Out of the three alternative mango-IPM, MMBM3 was found to be the most effective practice to check population MMB by 97.10% or fruit drop by 54.72%. MMBM3 is an integration of mechanical, cultural and chemical practices offering maximum pest control. MMBM3 module consisted of cultural practice of plastic sheet mounding around the trees using straw, soil, fallen leaves, mechanical practice of grease banding in the tree trunk and chemical practice as foliar spray of application imidacloprid and acephate. Present observation corroborates with the finding of others (Karar et al., 2009) where it had also been reported that plastic mounding together with grease banding and acetamoprid, a neonicotinoid spary is the best suitable method to curb MMB  number. The present observation on mango-IPM module to control MMB number is in agreement with the findings of others (Bajwa and Gul, 2000) where  somewhat similar technique had been adopted like egg destruction, tree banding and insecticide application to control mealy bug on Paulownia spp.

In MMBM1 combination of (i) cultural practices like ploughing and recurrent flooding of orchard to kill MMB eggs, (ii) mechanical practice like grease banding and weed removal and (iii) chemical practice like the application of fungal pesticide was also found to be significantly effective to control mealy bug by 96.46% and fruit drop by 39.80% respectively. Such observation is in agreement with others where it has also reported that destruction of eggs, tree banding and application of insecticide is the most successful control strategy to check D.stebbingi population (Gul et al., 1997). Present study is also partially supported by other finding (Tandon and Verghese, 1985) where it  had also been noticed that combination of various cultural, mechanical and chemical practices like summer ploughing to expose egg, weed removal, fastening of alkathene band, natural enemy conservation and application of neem seed extract or garlic oil were effective method to control Drosichas pp. and Rastrococcus iceryoides in mango orchards.

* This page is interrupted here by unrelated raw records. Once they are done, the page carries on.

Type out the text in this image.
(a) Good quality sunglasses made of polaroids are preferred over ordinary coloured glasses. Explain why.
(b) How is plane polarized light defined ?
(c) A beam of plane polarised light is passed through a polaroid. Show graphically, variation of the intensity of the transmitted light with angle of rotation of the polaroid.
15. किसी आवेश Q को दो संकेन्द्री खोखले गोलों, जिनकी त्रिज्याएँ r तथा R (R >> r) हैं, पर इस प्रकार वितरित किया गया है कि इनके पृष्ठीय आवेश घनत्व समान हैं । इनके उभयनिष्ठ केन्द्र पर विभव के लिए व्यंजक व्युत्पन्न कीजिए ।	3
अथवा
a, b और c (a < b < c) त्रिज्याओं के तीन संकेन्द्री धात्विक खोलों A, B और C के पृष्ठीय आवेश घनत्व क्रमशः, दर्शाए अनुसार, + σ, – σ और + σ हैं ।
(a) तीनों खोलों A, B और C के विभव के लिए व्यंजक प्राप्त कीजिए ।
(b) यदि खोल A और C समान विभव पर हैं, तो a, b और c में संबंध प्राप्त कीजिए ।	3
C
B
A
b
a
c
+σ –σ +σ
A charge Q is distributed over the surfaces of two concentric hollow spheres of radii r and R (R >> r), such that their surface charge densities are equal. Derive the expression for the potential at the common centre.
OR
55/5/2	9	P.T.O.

In the module MMBM2 the incorporation of only mechanical and chemical practiceswere adopted. The extent of MMB reduction was 65.69% and fruit drop was 22.84% respectively and the value is least amongst all other combinations of management practices. Such observation is partially supported by the finding reported elsewhere (Karar et al., 2009) who also had reported that combination of mechanical and chemical practices could reduce MMB by 78.03%. The present findings are in agreement with those of several other studies (Ali 1980, Lakra et al., 1980B, Anwar 1991, Jia et al., 2001, Ishaq et al., 2004) with marginal variation. So, it can be deciphered from the current finding that greater control of mango mealy bug and fruit drop reduction can be achieved by adopting III rd module (MMBM3) with a combination of cultural× mechanical× chemical practices and the immediate impact will be  on mango production.
Out of all of the three modules,proper combination of cultural× mechanical× chemical management practices in module III when applied together yielded the best result with low MMB infestation and minimum fruit loss. Module III includes removal of alternative host especially Clerodendrum spp., employment of plastic grease band around the tree trunk, plastic mounding around the trees together with imidacloprid spray as chemical control device. So, implementation of this III rd IPM module combining cultural, mechanical and chemical practices should be propagated by mango farmers to achieve good control of MMB and also increase yield.
All authors declare that they have no conflict of interest.